Het Belgische jumpingteam is nummer een op de
wereldranglijst en dus medaillekandidaat in Tokio. Niels Bruynseels (Delux),
Grégory Wathelet (Nevados), Jérôme Guéry (Quel Homme) en reserve Pieter Devos
(Claire) zijn de ruiters die ons land een eerste olympische jumpingmedaille
sinds Montreal 1976 kunnen bezorgen.
"Daar zijn we zeker toe in staat", zegt Guéry. "We hebben er de capaciteiten voor en weten wat we ervoor moeten doen." Voor de individuele proef is Guéry minder optimistisch.
"Het
minste foutje kost je een medaille. In teamverband kan je dat nog ophalen en
elk team zal wel een fout maken" In 2016 werd Guéry in Rio de Janeiro met
Grand Cru 28e. "Nu heb ik meer ervaring en spring ik met een paard dat meer
ervaring heeft. Een medaille zou prachtig zijn,
maar individueel zou ik met een plaats in de top tien blij zijn."
Ook voor Wathelet worden het de tweede Spelen. In Rio was hij er niet bij, wel in Londen 2012. "Ondanks dat ik nummer vier van de wereld was, miste ik Rio. Dat kwam omdat mijn paard (Conrad) verkocht werd. Iedere atleet wil op de Spelen zijn. In Londen waren we outsiders, hier horen we bij de favorieten. Nevados heeft misschien niet zoveel kracht, maar is wel heel behendig en dat kan van pas komen in een barrage. Maar eerst moeten we daar natuurlijk in geraken."
"Individueel wil ik in de finale met dertig zitten en daarin kan veel gebeuren", zegt Bruynseels. "Ik wil niet zeggen dat het een loterij is, maar in zo'n finale kan alles. Natuurlijk bestaat het gevaar dat de individuele proef gevolgen gaat hebben voor de teamcompetitie, maar we gaan allemaal wel vol onze kans gaan.

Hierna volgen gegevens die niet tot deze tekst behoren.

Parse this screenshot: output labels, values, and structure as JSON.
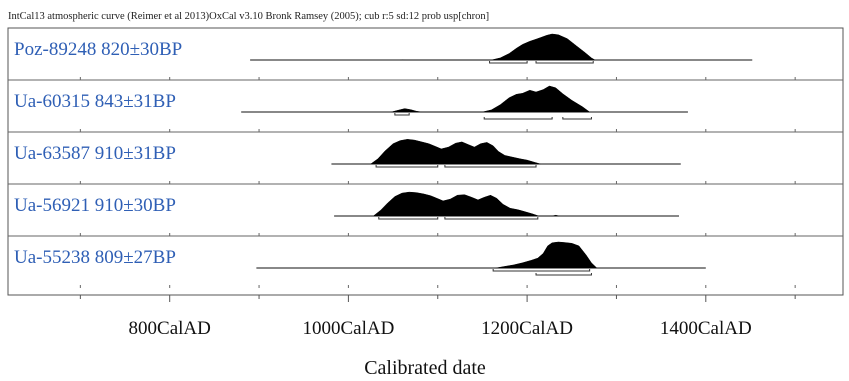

Vandaar ook het belang van de reserveruiter."
Dat was Yves Vanderhasselt, tot diens paard Jeunesse geblesseerd geraakte en Pieter Devos naar Tokio mocht. "Ik ben heel blij dat ik hier ben, zelfs al is het als reserve", zegt Devos, als elfde de hoogst geplaatste Belg op de wereldranglijst.